L'ex-ambassadeur de Suisse au Koweït, au Qatar, à Bahreïn, à Singapour et en Australie, et chargé de cours à l'Université de Saint-Gall, parle même de «wheeling and dealing» – un terme anglais pour désigner des magouilles. «Ce n'est pas l'image que nous voulons montrer en tant que pilier de relations internationales bien organisées et respectueuses du droit.»

David Bach, président de l'IMD Business School à Lausanne, abonde dans son sens: «C'est gênant de faire des cadeaux aussi opulents en public dans un pays qui, sur le plan international, attache généralement de l'importance à la retenue et à la modestie», a-t-il déclaré au célèbre journal économique britannique. Et d'ajouter: «C'était l'or et la Rolex, et la photo.»

Des plaintes «politiquement motivées»

Peter V. Kunz, spécialiste du droit économique à l'Université de Berne, ne mise pas sur l'effet de ces plaintes pénales: «Elles me semblent plus motivées politiquement que juridiquement, et je ne leur donne pas de chances de succès», estime l'expert en droit, interrogé par Blick. Il pense que le Ministère public de la Confédération n'ouvrira même pas de procédure.

La «Team Switzerland», comme on appelle les six dirigeants économiques dans l'administration, aurait rendu la rencontre avec Trump publique en diffusant des images de l'entretien.

Raison pour laquelle Peter V. Kunz estime que «les représentants de l'économie n'ont pas profité directement de leurs 'cadeaux'». Selon lui, ils devraient «plutôt être considérés comme du marketing que comme corruption». De plus, selon le droit américain, les cadeaux en or n'appartiennent pas directement à Donald Trump, mais à l'Etat américain. Il ne s'agit donc pas de corruption économique à proprement parler. 

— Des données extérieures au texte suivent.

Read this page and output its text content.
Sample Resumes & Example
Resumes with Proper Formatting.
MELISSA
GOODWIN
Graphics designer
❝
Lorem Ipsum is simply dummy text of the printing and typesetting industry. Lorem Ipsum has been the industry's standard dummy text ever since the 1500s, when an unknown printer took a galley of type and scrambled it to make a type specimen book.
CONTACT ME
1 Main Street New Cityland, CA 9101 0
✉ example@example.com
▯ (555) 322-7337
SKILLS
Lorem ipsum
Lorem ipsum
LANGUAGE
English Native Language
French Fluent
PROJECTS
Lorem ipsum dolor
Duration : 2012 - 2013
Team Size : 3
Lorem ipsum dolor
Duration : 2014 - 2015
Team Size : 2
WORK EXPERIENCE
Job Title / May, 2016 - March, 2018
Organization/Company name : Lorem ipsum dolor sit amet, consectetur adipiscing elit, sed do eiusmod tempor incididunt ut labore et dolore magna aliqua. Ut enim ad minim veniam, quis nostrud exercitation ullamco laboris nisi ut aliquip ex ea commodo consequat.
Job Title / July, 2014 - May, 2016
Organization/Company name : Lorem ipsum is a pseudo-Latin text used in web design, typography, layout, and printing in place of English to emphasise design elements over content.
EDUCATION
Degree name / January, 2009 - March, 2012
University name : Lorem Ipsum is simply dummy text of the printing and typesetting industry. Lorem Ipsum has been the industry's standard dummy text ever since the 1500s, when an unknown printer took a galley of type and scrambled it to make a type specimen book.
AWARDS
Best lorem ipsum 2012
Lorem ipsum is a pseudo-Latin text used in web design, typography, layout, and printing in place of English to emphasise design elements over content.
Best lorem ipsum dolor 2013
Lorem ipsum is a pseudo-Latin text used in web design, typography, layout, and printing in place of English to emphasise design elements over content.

Trump reçoit toujours des cadeaux curieux

Pour l'expert en droit économique, la rencontre dans le Bureau ovale ne fait que refléter la réalité des relations avec l'actuel gouvernement Trump. Le président américain préfère s'entourer de représentants économiques plutôt que de négocier avec des politiques ou diplomates. «C'est sans aucun doute un peu inhabituel, pour nous, mais pas faux a priori», estime Peter V. Kunz. Selon lui, il est finalement logique de réfléchir à des alternatives lorsque les voies officielles ne fonctionnent pas.

C'est une réalité: Donald Trump adore négocier sous les feux des projecteurs, et il reçoit souvent des cadeaux de ses invités. On en a aujourd'hui quelques exemples: le Premier ministre britannique Keir Starmer a apporté une invitation du roi Charles, lors de la rencontre. Le CEO d'Apple, Tim Cook, a apporté au président américain une plaque de verre gravée avec le logo de la pomme, montée sur un socle en or 24 carats. Et les Qataris lui ont même offert un jumbo jet.

Avec ses cadeaux, la «Team Switzerland» a séduit Trump. Une tactique qui a fait ses preuves. Bien sûr, les six entrepreneurs ont aussi poursuivi leurs propres intérêts, juge Peter V. Kunz. «Pour moi, ce ne sont ni des coupables ni des héros.»